10 plastic benches created out of Tomorrowland festival rubbish


Environmental group teams up with Leuven brewing giant AB InBev to give new life to plastic mountain via 3D printing

From beaker to bench

More than 500kg of plastic that was thrown away during last year’s Tomorrowland music festival has been given a second life in the form of furniture.

Using a 3D printer created by Brussels-based environmental initiative The One Project, the waste – much of it from drinks containers – was turned into benches that are now in use at the Leuven headquarters of brewery AB InBev.

AB InBev has been working with festival organisers, the Flemish waste management society Ovam and recycling organisation Fost Plus to increase awareness of recycling and waste among festival-goers. Last year, 25,000 campers at the event in Boom, Antwerp province, were given colour-coded bags and asked to use them to sort their rubbish. Anyone who handed in plastic bottles received a branded bottle opener, 3D-printed on site from recycled plastic.
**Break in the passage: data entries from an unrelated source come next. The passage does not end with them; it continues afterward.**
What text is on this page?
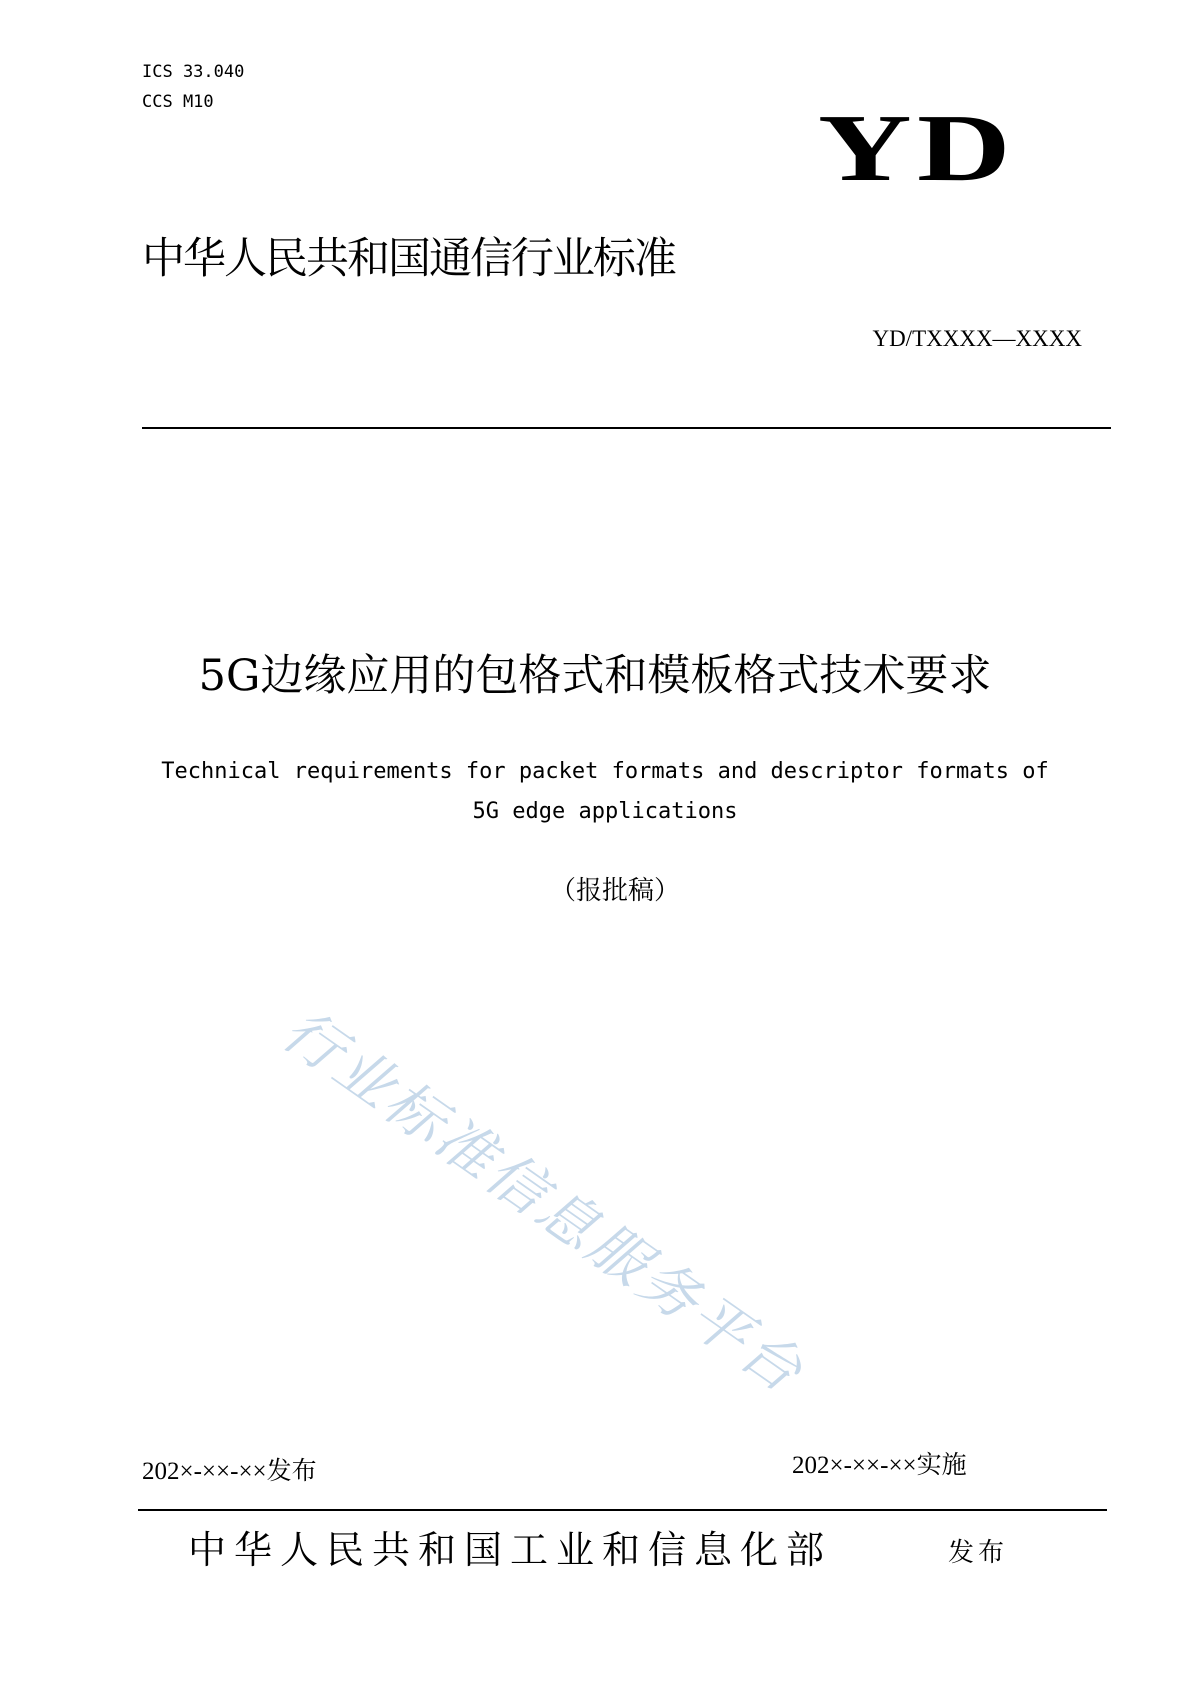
ICS 33.040
CCS M10	YD
中华人民共和国通信行业标准
YD/TXXXX—XXXX
5G边缘应用的包格式和模板格式技术要求
Technical requirements for packet formats and descriptor formats of
5G edge applications
（报批稿）
行业标准信息服务平台
202×-××-××发布	202×-××-××实施
中华人民共和国工业和信息化部	发布
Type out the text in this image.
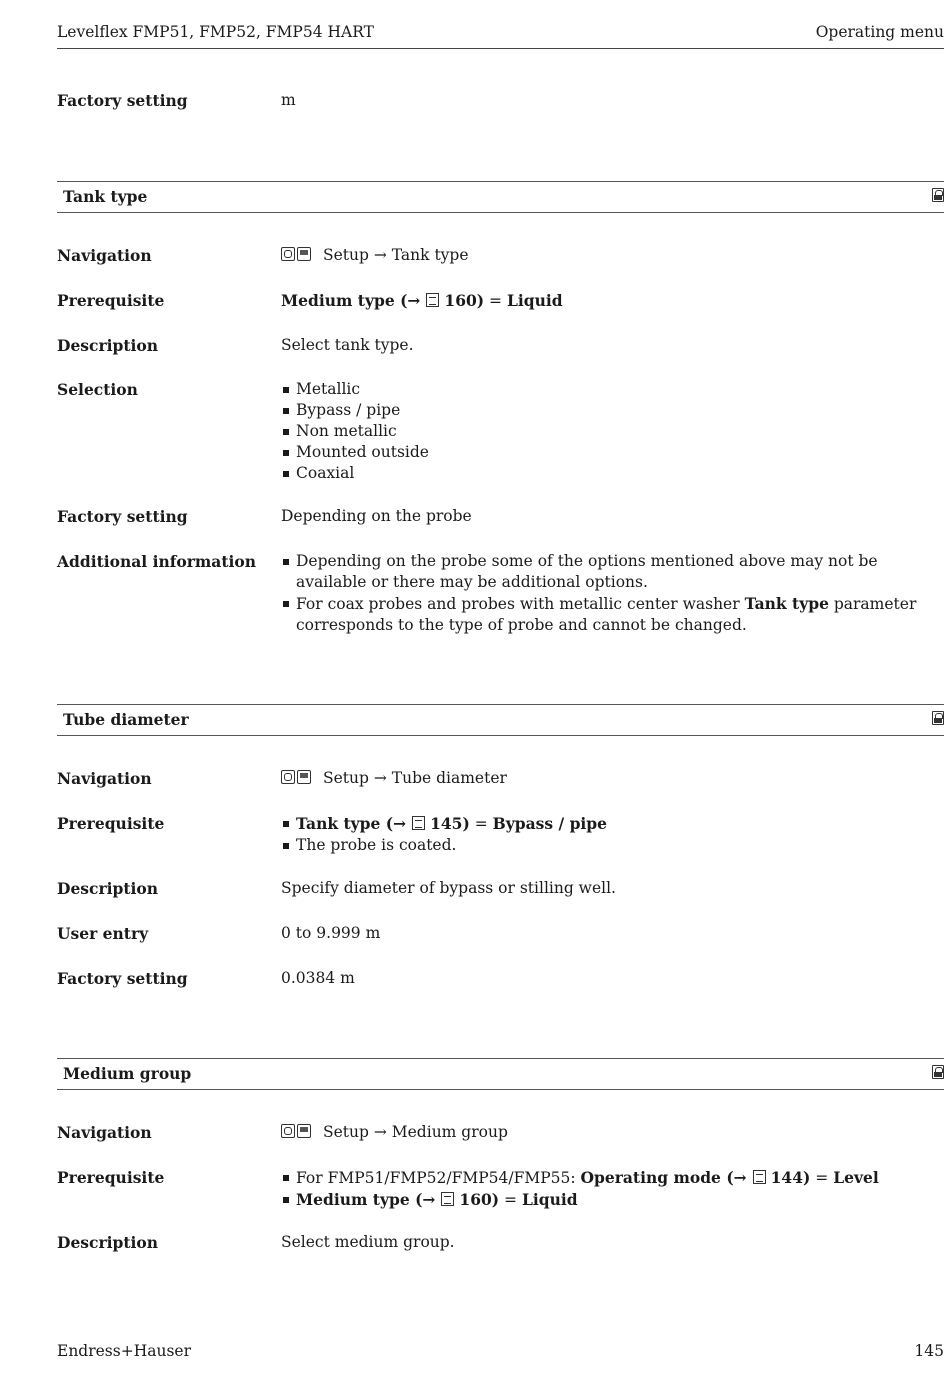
Levelflex FMP51, FMP52, FMP54 HART	Operating menu
Factory setting	m
Tank type
Navigation	Setup → Tank type
Prerequisite	Medium type (→ 160) = Liquid
Description	Select tank type.
Selection	Metallic
Bypass / pipe
Non metallic
Mounted outside
Coaxial
Factory setting	Depending on the probe
Additional information	Depending on the probe some of the options mentioned above may not be available or there may be additional options.
For coax probes and probes with metallic center washer Tank type parameter corresponds to the type of probe and cannot be changed.
Tube diameter
Navigation	Setup → Tube diameter
Prerequisite	Tank type (→ 145) = Bypass / pipe
The probe is coated.
Description	Specify diameter of bypass or stilling well.
User entry	0 to 9.999 m
Factory setting	0.0384 m
Medium group
Navigation	Setup → Medium group
Prerequisite	For FMP51/FMP52/FMP54/FMP55: Operating mode (→ 144) = Level
Medium type (→ 160) = Liquid
Description	Select medium group.
Endress+Hauser	145
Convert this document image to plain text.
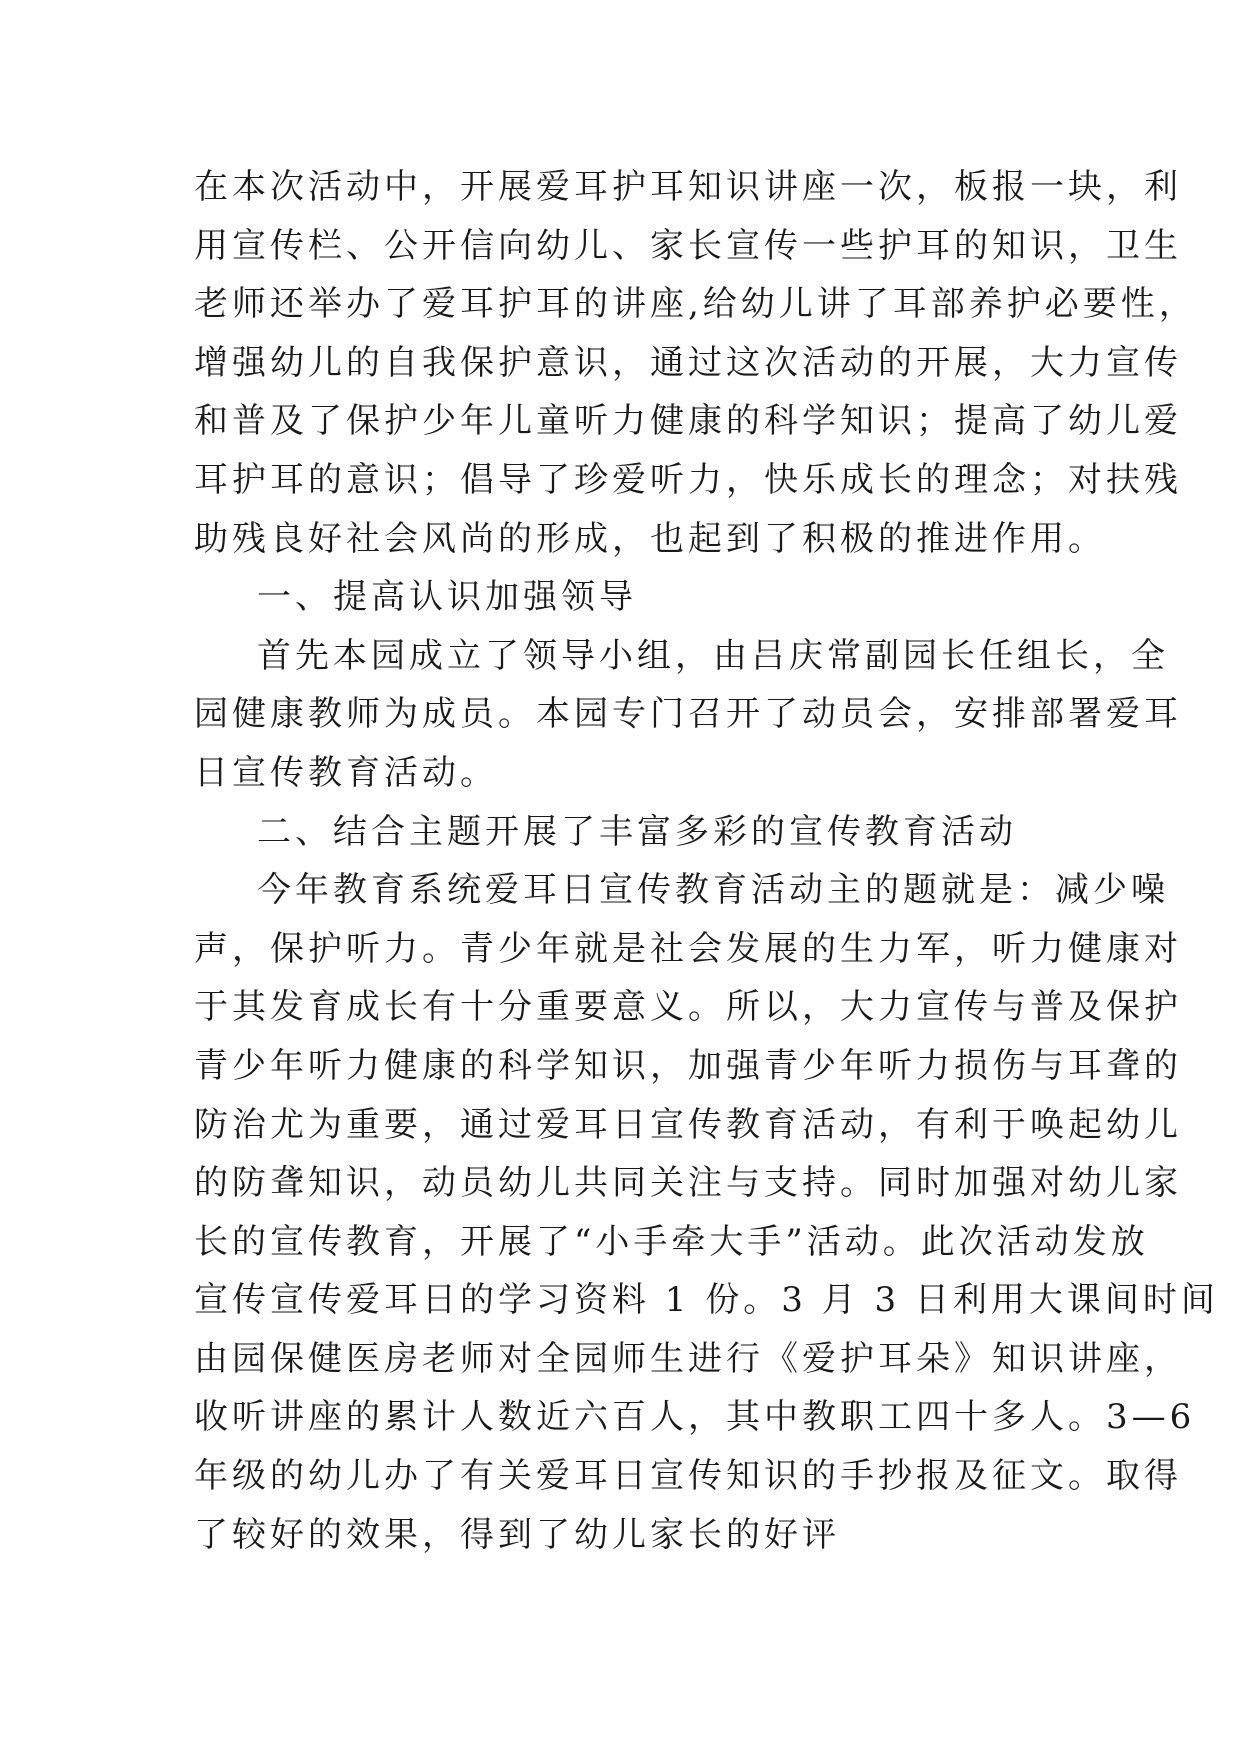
在本次活动中，开展爱耳护耳知识讲座一次，板报一块，利
用宣传栏、公开信向幼儿、家长宣传一些护耳的知识，卫生
老师还举办了爱耳护耳的讲座,给幼儿讲了耳部养护必要性，
增强幼儿的自我保护意识，通过这次活动的开展，大力宣传
和普及了保护少年儿童听力健康的科学知识；提高了幼儿爱
耳护耳的意识；倡导了珍爱听力，快乐成长的理念；对扶残
助残良好社会风尚的形成，也起到了积极的推进作用。
一、提高认识加强领导
首先本园成立了领导小组，由吕庆常副园长任组长，全
园健康教师为成员。本园专门召开了动员会，安排部署爱耳
日宣传教育活动。
二、结合主题开展了丰富多彩的宣传教育活动
今年教育系统爱耳日宣传教育活动主的题就是：减少噪
声，保护听力。青少年就是社会发展的生力军，听力健康对
于其发育成长有十分重要意义。所以，大力宣传与普及保护
青少年听力健康的科学知识，加强青少年听力损伤与耳聋的
防治尤为重要，通过爱耳日宣传教育活动，有利于唤起幼儿
的防聋知识，动员幼儿共同关注与支持。同时加强对幼儿家
长的宣传教育，开展了“小手牵大手”活动。此次活动发放
宣传宣传爱耳日的学习资料 1 份。3 月 3 日利用大课间时间
由园保健医房老师对全园师生进行《爱护耳朵》知识讲座，
收听讲座的累计人数近六百人，其中教职工四十多人。3—6
年级的幼儿办了有关爱耳日宣传知识的手抄报及征文。取得
了较好的效果，得到了幼儿家长的好评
“We’re encouraging people inside and outside the company to recycle and sort their rubbish properly,” Jean-Jacques Velkeniers, AB InBev president for West Europe, told Leuven Actueel. “As Belgians, we’re proud of our beer and want to be able to keep brewing for a long time. So sustainability and green policy are crucial.” The company’s aims include making 100% of its packaging from recycled or reusable materials by 2025.

The One Project recently developed a mobile 3D printer capable of creating large objects like benches. It will be used to recycle plastic from this summer’s Tomorrowland and Pukkelpop festivals, before being demonstrated at Essenscia, the chemical industry federation, in September.